Things get complex when you also want to render the user defined dimensions. But for retrieving the table data and drawing it, you could use an XML parser. PHP's parser is here: http://ca3.php.net/xml

Dimitry Z
Thanks, but getting the actual table information isn't a problem - actually performing the render operation for what the information entails is! Thanks again for the suggestion though!
Christopher Lang
A: 

One tool that comes close is: http://www.terrainformatica.com/htmlayout/main.whtm

This library offers a way to capture rendered HTML to an image, however it is not open source (but free!). Hope it is useful to some!

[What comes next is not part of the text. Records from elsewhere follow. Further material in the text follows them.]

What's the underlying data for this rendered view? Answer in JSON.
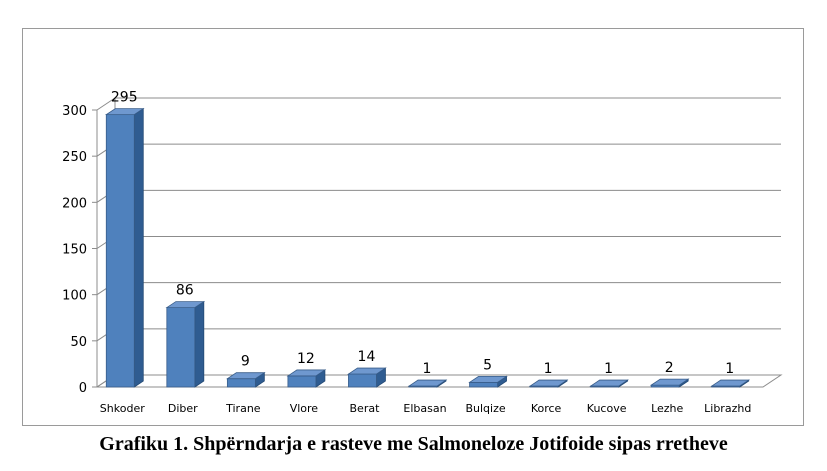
{
  "chart_data": {
    "type": "bar",
    "categories": [
      "Shkoder",
      "Diber",
      "Tirane",
      "Vlore",
      "Berat",
      "Elbasan",
      "Bulqize",
      "Korce",
      "Kucove",
      "Lezhe",
      "Librazhd"
    ],
    "values": [
      295,
      86,
      9,
      12,
      14,
      1,
      5,
      1,
      1,
      2,
      1
    ],
    "ylim": [
      0,
      300
    ],
    "yticks": [
      0,
      50,
      100,
      150,
      200,
      250,
      300
    ],
    "grid": true,
    "legend": "none",
    "bar_color": "#4f81bd",
    "style": "3d"
  },
  "caption": "Grafiku 1. Shpërndarja e rasteve me Salmoneloze Jotifoide sipas rretheve"
}
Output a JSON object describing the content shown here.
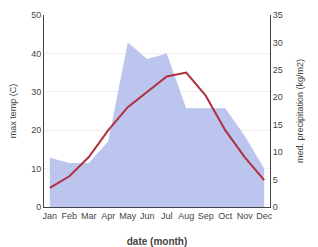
{
  "chart_data": {
    "type": "line",
    "xlabel": "date (month)",
    "ylabel": "max temp (C)",
    "y2label": "med. precipitation (kg/m2)",
    "categories": [
      "Jan",
      "Feb",
      "Mar",
      "Apr",
      "May",
      "Jun",
      "Jul",
      "Aug",
      "Sep",
      "Oct",
      "Nov",
      "Dec"
    ],
    "series": [
      {
        "type": "area",
        "axis": "y2",
        "color": "#bcc5ee",
        "values": [
          9,
          8,
          8,
          12,
          30,
          27,
          28,
          18,
          18,
          18,
          13,
          7
        ]
      },
      {
        "type": "line",
        "color": "#b03040",
        "values": [
          5,
          8,
          13,
          20,
          26,
          30,
          34,
          35,
          29,
          20,
          13,
          7
        ]
      }
    ],
    "ylim": [
      0,
      50
    ],
    "yticks": [
      0,
      10,
      20,
      30,
      40,
      50
    ],
    "y2lim": [
      0,
      35
    ],
    "y2ticks": [
      0,
      5,
      10,
      15,
      20,
      25,
      30,
      35
    ],
    "grid": true
  }
}
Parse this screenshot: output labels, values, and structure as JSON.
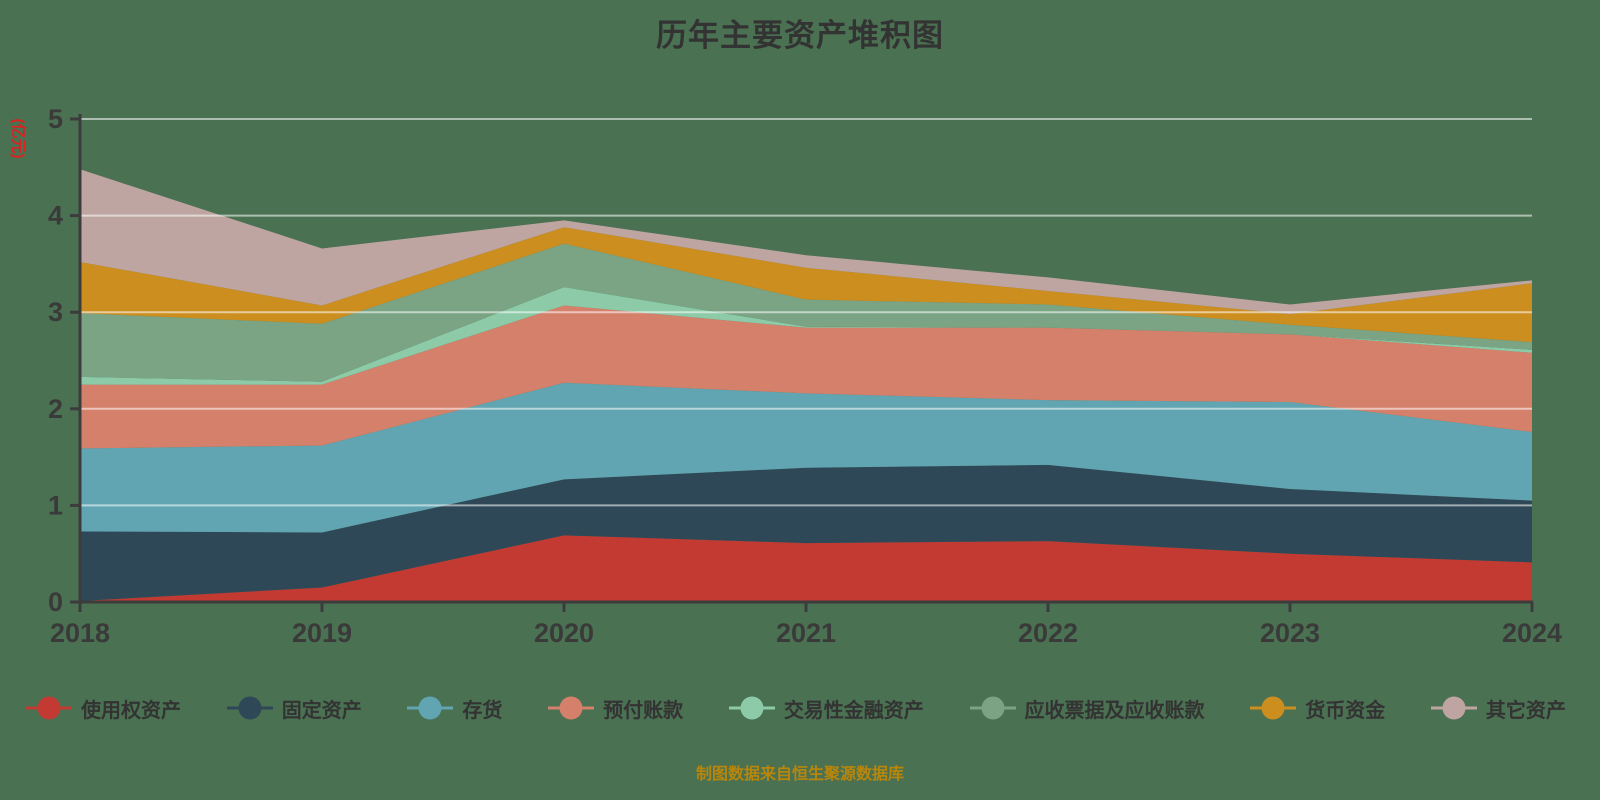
{
  "title": "历年主要资产堆积图",
  "y_axis_unit": "(亿元)",
  "footer": "制图数据来自恒生聚源数据库",
  "colors": {
    "background": "#4a7152",
    "axis": "#3c3c3c",
    "tick_label": "#3a3a3a",
    "gridline": "rgba(255,255,255,0.55)",
    "title": "#333333",
    "y_unit_label": "#e01f1f",
    "footer": "#b8860b"
  },
  "chart_data": {
    "type": "area",
    "stacked": true,
    "title": "历年主要资产堆积图",
    "ylabel": "(亿元)",
    "xlabel": "",
    "ylim": [
      0,
      5
    ],
    "yticks": [
      0,
      1,
      2,
      3,
      4,
      5
    ],
    "grid": true,
    "legend_position": "bottom",
    "x": [
      "2018",
      "2019",
      "2020",
      "2021",
      "2022",
      "2023",
      "2024"
    ],
    "series": [
      {
        "name": "使用权资产",
        "color": "#c23a32",
        "values": [
          0.01,
          0.15,
          0.69,
          0.61,
          0.63,
          0.5,
          0.41
        ]
      },
      {
        "name": "固定资产",
        "color": "#2f4858",
        "values": [
          0.72,
          0.57,
          0.58,
          0.78,
          0.79,
          0.67,
          0.64
        ]
      },
      {
        "name": "存货",
        "color": "#61a5b2",
        "values": [
          0.86,
          0.9,
          1.0,
          0.77,
          0.67,
          0.9,
          0.71
        ]
      },
      {
        "name": "预付账款",
        "color": "#d5806a",
        "values": [
          0.66,
          0.63,
          0.8,
          0.68,
          0.75,
          0.7,
          0.82
        ]
      },
      {
        "name": "交易性金融资产",
        "color": "#8ccaa8",
        "values": [
          0.08,
          0.03,
          0.19,
          0.01,
          0.0,
          0.0,
          0.03
        ]
      },
      {
        "name": "应收票据及应收账款",
        "color": "#7aa484",
        "values": [
          0.66,
          0.6,
          0.45,
          0.28,
          0.24,
          0.1,
          0.08
        ]
      },
      {
        "name": "货币资金",
        "color": "#cd8e20",
        "values": [
          0.53,
          0.19,
          0.17,
          0.33,
          0.14,
          0.11,
          0.61
        ]
      },
      {
        "name": "其它资产",
        "color": "#bfa5a2",
        "values": [
          0.96,
          0.59,
          0.07,
          0.13,
          0.14,
          0.1,
          0.03
        ]
      }
    ]
  }
}
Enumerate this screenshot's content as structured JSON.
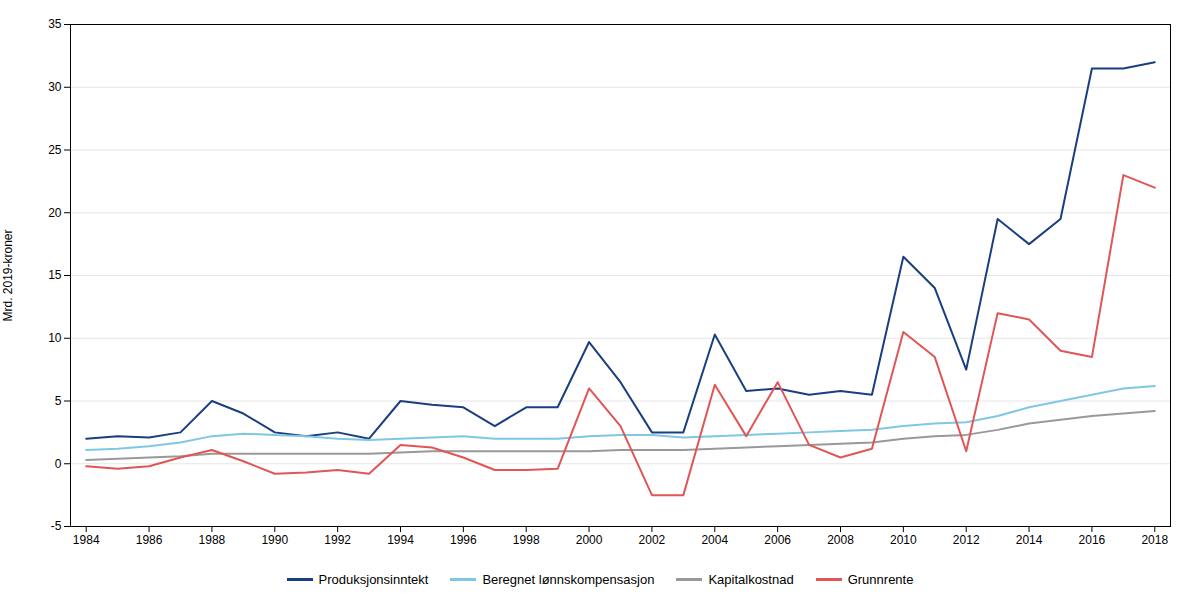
{
  "chart_data": {
    "type": "line",
    "ylabel": "Mrd. 2019-kroner",
    "x": [
      1984,
      1985,
      1986,
      1987,
      1988,
      1989,
      1990,
      1991,
      1992,
      1993,
      1994,
      1995,
      1996,
      1997,
      1998,
      1999,
      2000,
      2001,
      2002,
      2003,
      2004,
      2005,
      2006,
      2007,
      2008,
      2009,
      2010,
      2011,
      2012,
      2013,
      2014,
      2015,
      2016,
      2017,
      2018
    ],
    "series": [
      {
        "name": "Produksjonsinntekt",
        "color": "#1a3f80",
        "values": [
          2.0,
          2.2,
          2.1,
          2.5,
          5.0,
          4.0,
          2.5,
          2.2,
          2.5,
          2.0,
          5.0,
          4.7,
          4.5,
          3.0,
          4.5,
          4.5,
          9.7,
          6.5,
          2.5,
          2.5,
          10.3,
          5.8,
          6.0,
          5.5,
          5.8,
          5.5,
          16.5,
          14.0,
          7.5,
          19.5,
          17.5,
          19.5,
          31.5,
          31.5,
          32.0
        ]
      },
      {
        "name": "Beregnet lønnskompensasjon",
        "color": "#7ec8e3",
        "values": [
          1.1,
          1.2,
          1.4,
          1.7,
          2.2,
          2.4,
          2.3,
          2.2,
          2.0,
          1.9,
          2.0,
          2.1,
          2.2,
          2.0,
          2.0,
          2.0,
          2.2,
          2.3,
          2.3,
          2.1,
          2.2,
          2.3,
          2.4,
          2.5,
          2.6,
          2.7,
          3.0,
          3.2,
          3.3,
          3.8,
          4.5,
          5.0,
          5.5,
          6.0,
          6.2
        ]
      },
      {
        "name": "Kapitalkostnad",
        "color": "#999999",
        "values": [
          0.3,
          0.4,
          0.5,
          0.6,
          0.8,
          0.8,
          0.8,
          0.8,
          0.8,
          0.8,
          0.9,
          1.0,
          1.0,
          1.0,
          1.0,
          1.0,
          1.0,
          1.1,
          1.1,
          1.1,
          1.2,
          1.3,
          1.4,
          1.5,
          1.6,
          1.7,
          2.0,
          2.2,
          2.3,
          2.7,
          3.2,
          3.5,
          3.8,
          4.0,
          4.2
        ]
      },
      {
        "name": "Grunnrente",
        "color": "#e05555",
        "values": [
          -0.2,
          -0.4,
          -0.2,
          0.5,
          1.1,
          0.2,
          -0.8,
          -0.7,
          -0.5,
          -0.8,
          1.5,
          1.3,
          0.5,
          -0.5,
          -0.5,
          -0.4,
          6.0,
          3.0,
          -2.5,
          -2.5,
          6.3,
          2.2,
          6.5,
          1.5,
          0.5,
          1.2,
          10.5,
          8.5,
          1.0,
          12.0,
          11.5,
          9.0,
          8.5,
          23.0,
          22.0
        ]
      }
    ],
    "xlim": [
      1983.5,
      2018.5
    ],
    "xticks": [
      1984,
      1986,
      1988,
      1990,
      1992,
      1994,
      1996,
      1998,
      2000,
      2002,
      2004,
      2006,
      2008,
      2010,
      2012,
      2014,
      2016,
      2018
    ],
    "ylim": [
      -5,
      35
    ],
    "yticks": [
      -5,
      0,
      5,
      10,
      15,
      20,
      25,
      30,
      35
    ],
    "grid": true,
    "legend": "bottom"
  }
}
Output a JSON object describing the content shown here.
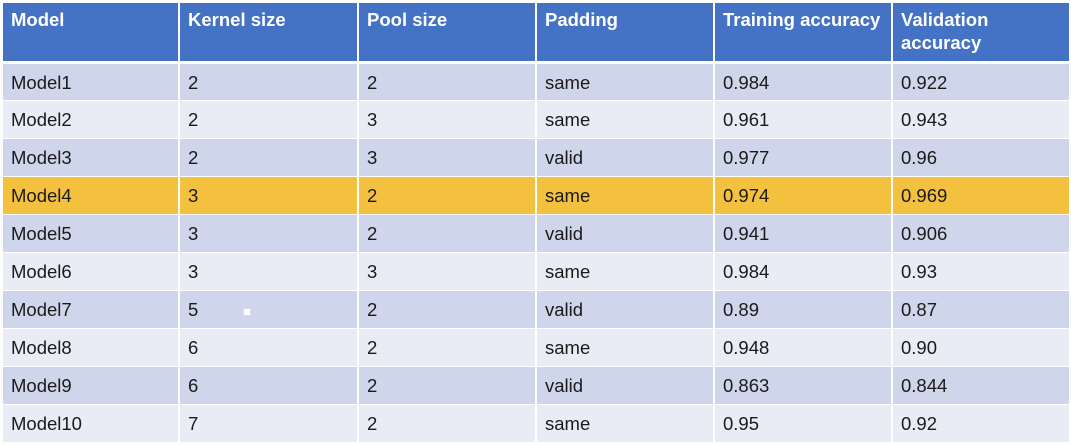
{
  "table": {
    "headers": [
      "Model",
      "Kernel size",
      "Pool size",
      "Padding",
      "Training accuracy",
      "Validation accuracy"
    ],
    "highlight_row_index": 3,
    "highlight_color": "#f4c13f",
    "header_color": "#4472c4",
    "rows": [
      [
        "Model1",
        "2",
        "2",
        "same",
        "0.984",
        "0.922"
      ],
      [
        "Model2",
        "2",
        "3",
        "same",
        "0.961",
        "0.943"
      ],
      [
        "Model3",
        "2",
        "3",
        "valid",
        "0.977",
        "0.96"
      ],
      [
        "Model4",
        "3",
        "2",
        "same",
        "0.974",
        "0.969"
      ],
      [
        "Model5",
        "3",
        "2",
        "valid",
        "0.941",
        "0.906"
      ],
      [
        "Model6",
        "3",
        "3",
        "same",
        "0.984",
        "0.93"
      ],
      [
        "Model7",
        "5",
        "2",
        "valid",
        "0.89",
        "0.87"
      ],
      [
        "Model8",
        "6",
        "2",
        "same",
        "0.948",
        "0.90"
      ],
      [
        "Model9",
        "6",
        "2",
        "valid",
        "0.863",
        "0.844"
      ],
      [
        "Model10",
        "7",
        "2",
        "same",
        "0.95",
        "0.92"
      ]
    ]
  }
}
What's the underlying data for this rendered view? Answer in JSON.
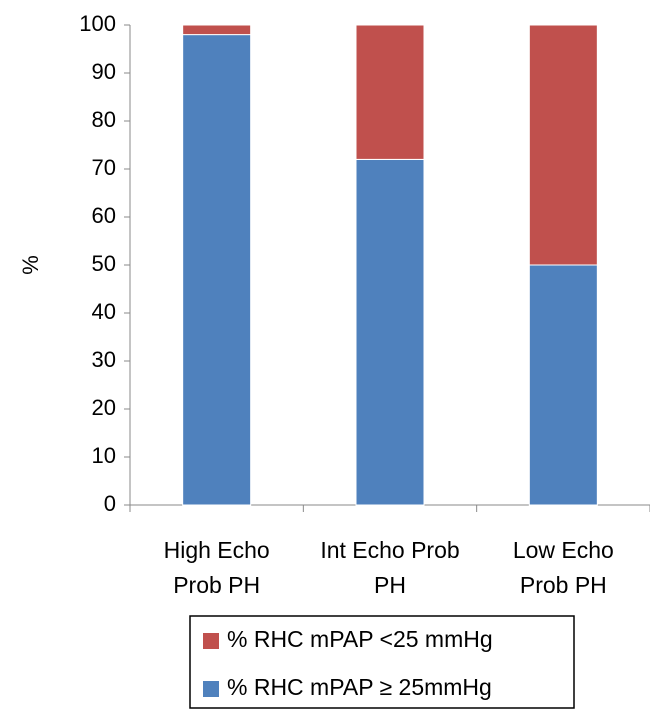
{
  "chart_data": {
    "type": "stacked_bar",
    "y_label": "%",
    "categories": [
      "High Echo Prob PH",
      "Int Echo Prob PH",
      "Low Echo Prob PH"
    ],
    "series": [
      {
        "name": "% RHC mPAP ≥ 25mmHg",
        "color": "#4f81bd",
        "values": [
          98,
          72,
          50
        ]
      },
      {
        "name": "% RHC mPAP <25 mmHg",
        "color": "#c0504d",
        "values": [
          2,
          28,
          50
        ]
      }
    ],
    "ylim": [
      0,
      100
    ],
    "yticks": [
      0,
      10,
      20,
      30,
      40,
      50,
      60,
      70,
      80,
      90,
      100
    ],
    "grid": false
  }
}
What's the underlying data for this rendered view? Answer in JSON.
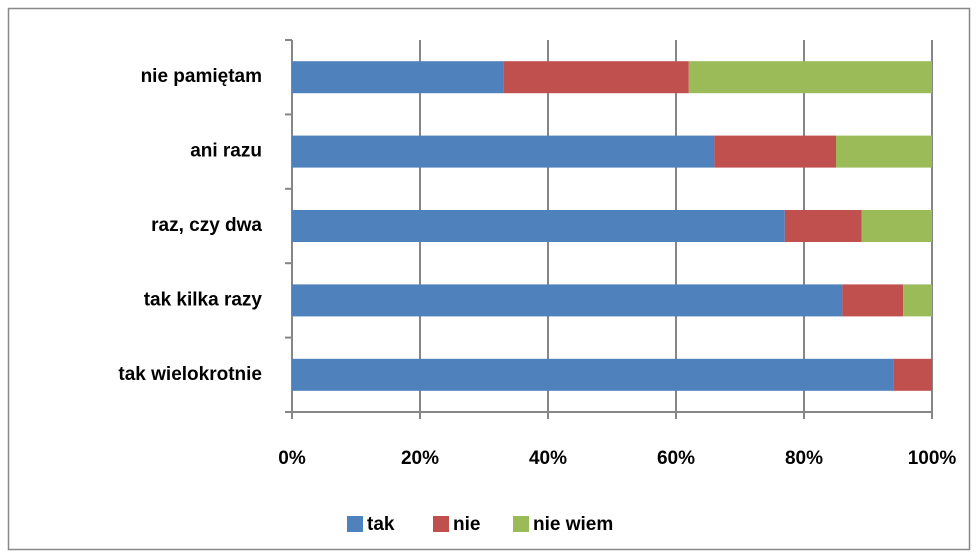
{
  "chart_data": {
    "type": "stacked_bar_horizontal",
    "categories": [
      "nie pamiętam",
      "ani razu",
      "raz, czy dwa",
      "tak kilka razy",
      "tak wielokrotnie"
    ],
    "series": [
      {
        "name": "tak",
        "color": "#4f81bd",
        "values": [
          33,
          66,
          77,
          86,
          94
        ]
      },
      {
        "name": "nie",
        "color": "#c0504d",
        "values": [
          29,
          19,
          12,
          9.5,
          6
        ]
      },
      {
        "name": "nie wiem",
        "color": "#9bbb59",
        "values": [
          38,
          15,
          11,
          4.5,
          0
        ]
      }
    ],
    "xlim": [
      0,
      100
    ],
    "xticks": [
      {
        "value": 0,
        "label": "0%"
      },
      {
        "value": 20,
        "label": "20%"
      },
      {
        "value": 40,
        "label": "40%"
      },
      {
        "value": 60,
        "label": "60%"
      },
      {
        "value": 80,
        "label": "80%"
      },
      {
        "value": 100,
        "label": "100%"
      }
    ],
    "grid": true,
    "legend": "bottom"
  }
}
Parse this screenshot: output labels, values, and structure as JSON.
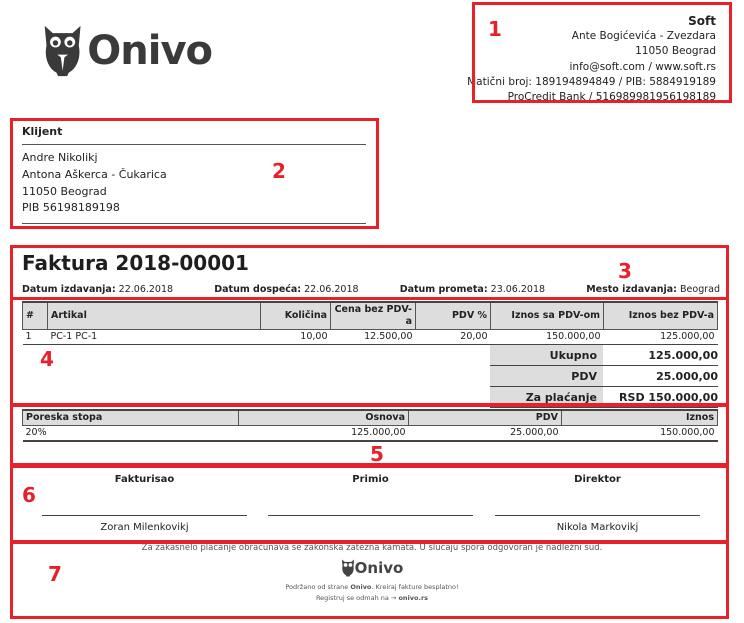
{
  "brand": {
    "logo_text": "Onivo"
  },
  "seller": {
    "name": "Soft",
    "address": "Ante Bogićevića - Zvezdara",
    "city": "11050 Beograd",
    "contact": "info@soft.com / www.soft.rs",
    "ids": "Matični broj: 189194894849 / PIB: 5884919189",
    "bank": "ProCredit Bank / 516989981956198189"
  },
  "client": {
    "heading": "Klijent",
    "name": "Andre Nikolikj",
    "address": "Antona Aškerca - Čukarica",
    "city": "11050 Beograd",
    "pib": "PIB 56198189198"
  },
  "invoice": {
    "title": "Faktura 2018-00001",
    "dates": [
      {
        "label": "Datum izdavanja:",
        "value": "22.06.2018"
      },
      {
        "label": "Datum dospeća:",
        "value": "22.06.2018"
      },
      {
        "label": "Datum prometa:",
        "value": "23.06.2018"
      },
      {
        "label": "Mesto izdavanja:",
        "value": "Beograd"
      }
    ]
  },
  "items": {
    "headers": [
      "#",
      "Artikal",
      "Količina",
      "Cena bez PDV-a",
      "PDV %",
      "Iznos sa PDV-om",
      "Iznos bez PDV-a"
    ],
    "rows": [
      [
        "1",
        "PC-1 PC-1",
        "10,00",
        "12.500,00",
        "20,00",
        "150.000,00",
        "125.000,00"
      ]
    ]
  },
  "totals": [
    {
      "label": "Ukupno",
      "value": "125.000,00"
    },
    {
      "label": "PDV",
      "value": "25.000,00"
    },
    {
      "label": "Za plaćanje",
      "value": "RSD 150.000,00"
    }
  ],
  "tax": {
    "headers": [
      "Poreska stopa",
      "Osnova",
      "PDV",
      "Iznos"
    ],
    "rows": [
      [
        "20%",
        "125.000,00",
        "25.000,00",
        "150.000,00"
      ]
    ]
  },
  "signatures": [
    {
      "label": "Fakturisao",
      "name": "Zoran Milenkovikj"
    },
    {
      "label": "Primio",
      "name": ""
    },
    {
      "label": "Direktor",
      "name": "Nikola Markovikj"
    }
  ],
  "footer": {
    "notice": "Za zakasnelo plaćanje obračunava se zakonska zatezna kamata. U slučaju spora odgovoran je nadležni sud.",
    "logo_text": "Onivo",
    "powered_prefix": "Podržano od strane ",
    "powered_brand": "Onivo",
    "powered_suffix": ". Kreiraj fakture besplatno!",
    "register_prefix": "Registruj se odmah na → ",
    "register_link": "onivo.rs"
  },
  "annotations": [
    "1",
    "2",
    "3",
    "4",
    "5",
    "6",
    "7"
  ],
  "colors": {
    "annotation": "#e8202a",
    "header_bg": "#dddddd"
  }
}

Unfortunately my app is cross platform, C/C++ with no MFC or platform dependencies (nightmare!). I'm hopefully looking to find a general purpose algorithm for table rendering. I think the 2-pass option from the RFC comes pretty close so I'm probably going to just dig in and work against that. I'll be sure to blog about it and post my eventual solution here if I can!

Christopher Lang
A: 

Take a look at Prince XML - it's a commercial tool to render CSS-styled XML (including XHTML) documents to PDFs. This tool is conform with major W3C standards such as XHTML and CSS2.1. You can try the free demo version from their Homepage!

Since you want an image: It shouldn't be a big problem to convert the generated PDFs programatically to an images.

Christoph Schiessl
Thanks Christoph! This looks to be an interesting tool - I wonder how they are capturing the HTML...hmm. Unfortunately it is commercial! I'd like to implement this from scratch or at least use an open-source library I could learn from.